Le chef du Hamas Ismaïl Haniyeh s’est rendu samedi en Egypte, son premier déplacement dans ce pays depuis son élection, a indiqué le mouvement terroriste palestinien qui cherche à améliorer ses relations avec Le Caire.

Haniyeh est arrivé samedi après-midi au Caire, pour une série de réunions avec des responsables de la sécurité égyptienne. Des cadres du Hamas à l’étranger, dont Moussa Abu Marzouk et Saleh al-Arouri, font partie de la délégation.

Les discussions devaient porter sur les accords conclus ces derniers mois entre le Hamas et les renseignements égyptiens sur la sécurité de la frontière entre la bande de Gaza et l’Egypte, selon le site d’information israélien Ynet.

Le Hamas, au pouvoir dans la bande de Gaza, entretient des relations tendues avec l’Egypte depuis le renversement en 2013 de l’ancien président Mohammed Morsi, membre des Frères Musulmans, dont est également issu le groupe terroriste.

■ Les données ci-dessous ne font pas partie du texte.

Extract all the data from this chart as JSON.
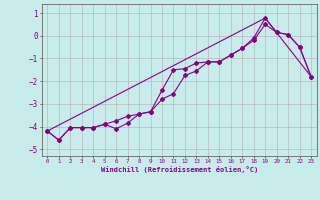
{
  "xlabel": "Windchill (Refroidissement éolien,°C)",
  "xlim": [
    -0.5,
    23.5
  ],
  "ylim": [
    -5.3,
    1.4
  ],
  "xticks": [
    0,
    1,
    2,
    3,
    4,
    5,
    6,
    7,
    8,
    9,
    10,
    11,
    12,
    13,
    14,
    15,
    16,
    17,
    18,
    19,
    20,
    21,
    22,
    23
  ],
  "yticks": [
    -5,
    -4,
    -3,
    -2,
    -1,
    0,
    1
  ],
  "bg_color": "#c8ecec",
  "grid_color": "#b0b0b0",
  "line_color": "#880088",
  "line1_x": [
    0,
    1,
    2,
    3,
    4,
    5,
    6,
    7,
    8,
    9,
    10,
    11,
    12,
    13,
    14,
    15,
    16,
    17,
    18,
    19,
    20,
    21,
    22,
    23
  ],
  "line1_y": [
    -4.2,
    -4.6,
    -4.05,
    -4.05,
    -4.05,
    -3.9,
    -3.75,
    -3.55,
    -3.45,
    -3.35,
    -2.8,
    -2.55,
    -1.75,
    -1.55,
    -1.15,
    -1.15,
    -0.85,
    -0.55,
    -0.2,
    0.5,
    0.15,
    0.05,
    -0.5,
    -1.8
  ],
  "line2_x": [
    0,
    1,
    2,
    3,
    4,
    5,
    6,
    7,
    8,
    9,
    10,
    11,
    12,
    13,
    14,
    15,
    16,
    17,
    18,
    19,
    20,
    21,
    22,
    23
  ],
  "line2_y": [
    -4.2,
    -4.6,
    -4.05,
    -4.05,
    -4.05,
    -3.9,
    -4.1,
    -3.85,
    -3.45,
    -3.35,
    -2.4,
    -1.5,
    -1.45,
    -1.2,
    -1.15,
    -1.15,
    -0.85,
    -0.55,
    -0.1,
    0.78,
    0.15,
    0.05,
    -0.5,
    -1.8
  ],
  "line3_x": [
    0,
    19,
    23
  ],
  "line3_y": [
    -4.2,
    0.78,
    -1.8
  ]
}
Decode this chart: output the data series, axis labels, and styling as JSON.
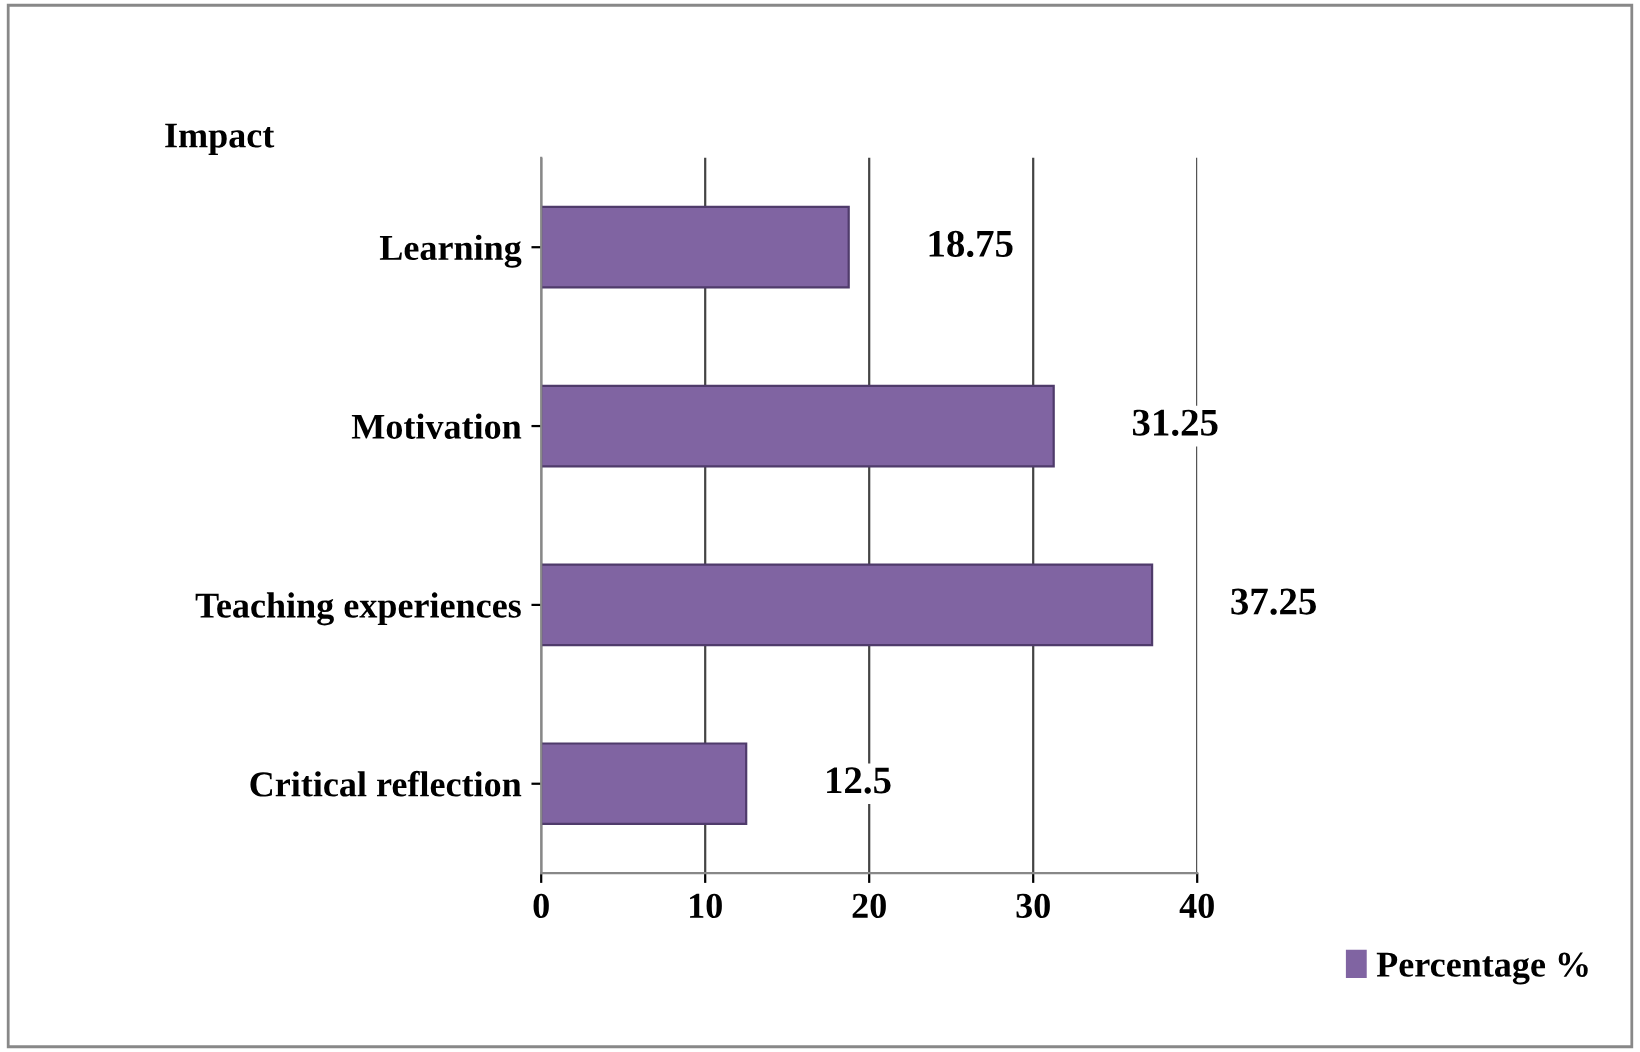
{
  "chart_data": {
    "type": "bar",
    "orientation": "horizontal",
    "title": "Impact",
    "categories": [
      "Learning",
      "Motivation",
      "Teaching experiences",
      "Critical reflection"
    ],
    "series": [
      {
        "name": "Percentage %",
        "color": "#8064a2",
        "values": [
          18.75,
          31.25,
          37.25,
          12.5
        ]
      }
    ],
    "xlim": [
      0,
      40
    ],
    "xticks": [
      0,
      10,
      20,
      30,
      40
    ],
    "grid": "x",
    "data_labels": true,
    "legend": "bottom right"
  }
}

L’Egypte maintient fermée quasiment en permanence sa frontière avec la bande de Gaza et accuse le Hamas de soutenir le terrorisme sur son sol, notamment en aidant l’insurrection islamique dans le nord du Sinaï égyptien. Ces derniers mois, le Hamas a renforcé la sécurité le long de la frontière sud de Gaza, cherchant à montrer au Caire qu’il combat les sympathisants du groupe Etat islamique.

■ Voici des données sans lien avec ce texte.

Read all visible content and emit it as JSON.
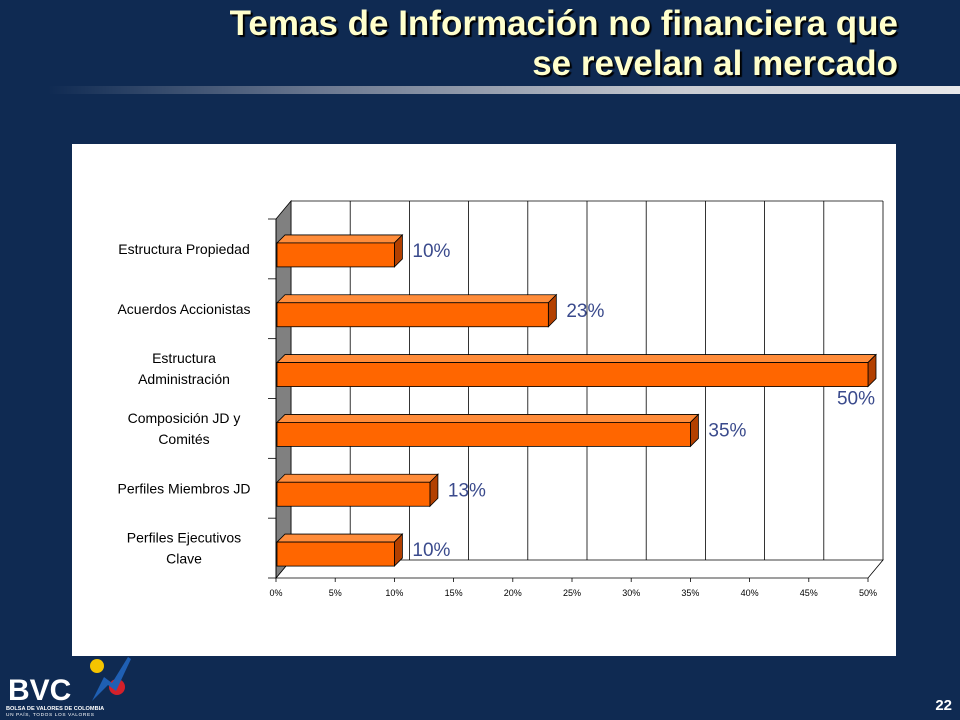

Création d'une zone tampon à la frontière entre l'Egypte et la bande de Gaza par le Hamas, près de Rafah, le 28 juin 2017. (Crédit : Said Khatib/AFP)

Création d’une zone tampon à la frontière entre l’Egypte et la bande de Gaza par le Hamas, près de Rafah, le 28 juin 2017. (Crédit : Said Khatib/AFP)

En échange, selon l’article, l’Egypte devrait alléger son blocus de Gaza, notamment en permettant une hausse du transfert des marchandises, et en consentant à la réouverture dans les prochains moins du point de passage de Rafah.

La délégation du Hamas en Egypte va discuter « des mécanismes pour assouplir le siège de Gaza et d’autres questions d’intérêt mutuel », a indiqué le mouvement dans un communiqué.

Ces discussions ont lieu quelques semaines après qu’un terroriste kamikaze a tué un garde du Hamas dans le sud de la bande de Gaza, qui tentait de l’empêcher d’entrer en Egypte, ce qui a été décrit comme un rare attentat contre le groupe terroriste islamiste. Cet attentat-suicide est le premier d’un Palestinien contre les forces du Hamas.

Il n’a pas été précisé si les rencontres entre le Hamas et l’Egypte aborderaient le sujet des négociations pour un possible échange de prisonniers avec Israël. Le Hamas détiendrait trois civils israéliens vivants, Avraham Abera Mengistu, Hisham al-Sayed et Juma Ibrahim Abu Anima, et les corps de deux soldats tués pendant l’opération Bordure protectrice de l’été 2014, Oron Shaul et Hadar Goldin.